I’m spending a ‘food day’ at Make Venues and taking the opportunity to have a few meetings with the team. I’m always thinking about food though, for example, how the subtle welcome has set me up for the day. How it adds kudos to the experience as well as class.
Lunchtime arrives with many ravenous delegates keen to sample the famous Woodland Grange cuisine. The hype was large as I arrived and the challenge to the venue, and others like it, is how can you put functionality and hospitality together. How good can this really be?
Immediate impressions are positive; colour. As I enter, I’m immediately struck by the variety and colour of the produce on offer. I’m drawn to the salad bar which has five equally colourful options on offer; each fresh, innovative without being ‘showy’, and that sell the salad. It’s obvious that the venue doesn’t want guests to walk past health, they want to sell it, to make it viable.
Locally-sourced produce is front and centre of the offering from top to bottom. From fresh radishes, heritage tomatoes, roasted broccoli and cauliflower combinations, to Moroccan and Persian inflections. I’m a meetings and events journalist, but even to me, the quality of the ingredients is clear and makes healthy eating feel far more luxurious than I expected.

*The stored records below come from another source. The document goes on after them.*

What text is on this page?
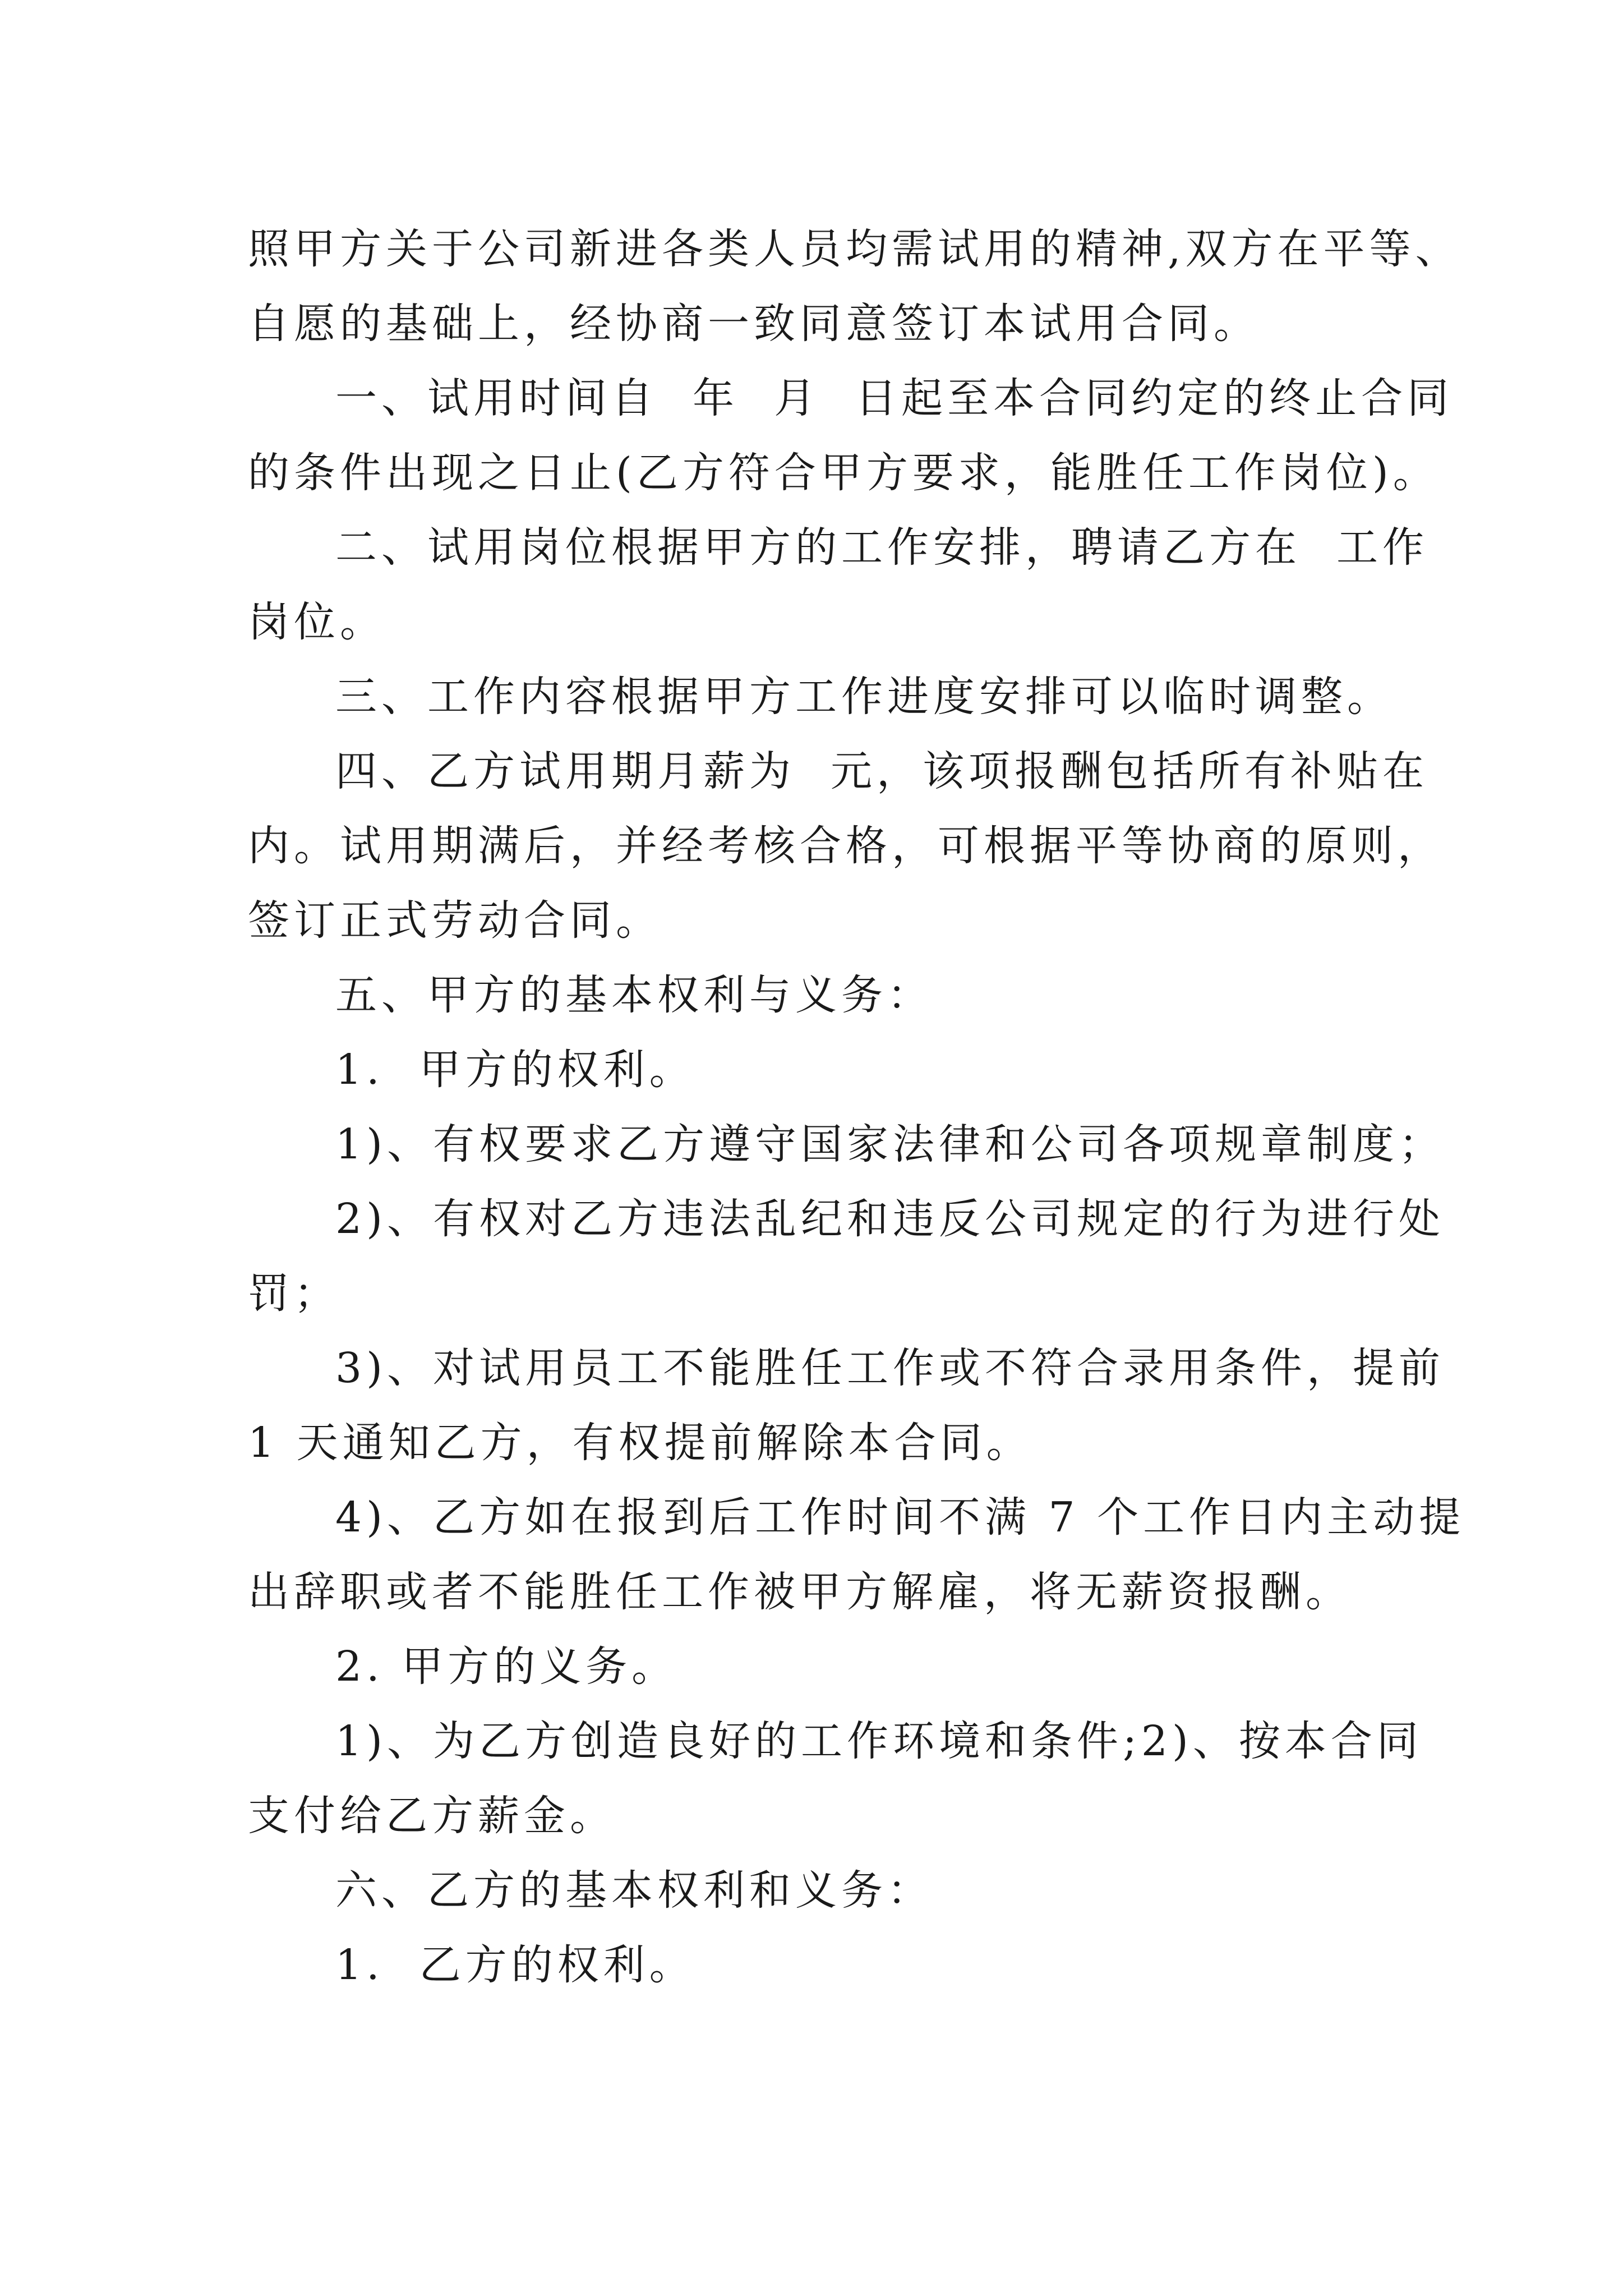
照甲方关于公司新进各类人员均需试用的精神,双方在平等、
自愿的基础上，经协商一致同意签订本试用合同。
一、试用时间自  年  月  日起至本合同约定的终止合同
的条件出现之日止(乙方符合甲方要求，能胜任工作岗位)。
二、试用岗位根据甲方的工作安排，聘请乙方在  工作
岗位。
三、工作内容根据甲方工作进度安排可以临时调整。
四、乙方试用期月薪为  元，该项报酬包括所有补贴在
内。试用期满后，并经考核合格，可根据平等协商的原则，
签订正式劳动合同。
五、甲方的基本权利与义务：
1.  甲方的权利。
1)、有权要求乙方遵守国家法律和公司各项规章制度；
2)、有权对乙方违法乱纪和违反公司规定的行为进行处
罚；
3)、对试用员工不能胜任工作或不符合录用条件，提前
1 天通知乙方，有权提前解除本合同。
4)、乙方如在报到后工作时间不满 7 个工作日内主动提
出辞职或者不能胜任工作被甲方解雇，将无薪资报酬。
2. 甲方的义务。
1)、为乙方创造良好的工作环境和条件;2)、按本合同
支付给乙方薪金。
六、乙方的基本权利和义务：
1.  乙方的权利。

As a vegetarian, I’m used to being given one, solitary food option, that often lacks imagination and leaves me feeling a little disappointed. However, here the options feel endless and well-thought-through, with a vegetable tagine and cauliflower steaks complementing the salads. What feels extraordinary about the food on offer is how healthy it feels, but also how indulgent it looks; fresh and colourful yes, but also soulful and delicate.
Clearly, my focus was on the vegetarian options, however, it’s fair to say that my meat-eating colleagues were no less impressed with their own robust carvery and roast option, and plenty of attractive vegetable dishes. They tell me that meat can go wrong, especially at events with large numbers, but not this time, and never here.
Lastly, a range of oils, sauces and spreads sit at the end of the table providing the perfect accompaniments for everyone’s taste.
While it was clear to see the commitment to providing healthy, sustainable food and natural produce - the attractive, retro desserts were too good to be missed. Knickerbocker glories, cakes and brownies provided a sweet treat for those looking to round off a varied and modern interpretation of buffet cuisine and went down a storm.
All in all, it’s been a welcome return to meetings and I’ve felt truly enveloped in the warm hug of hospitality that has been missing for so long. But this is also a pitch for the importance of food. I’ve noticed it more than others because my focus was all about the food, but I see others interacting in the same way. Food fuels people, it also fuels conversation. It lubricates normality. It’s a warm welcome.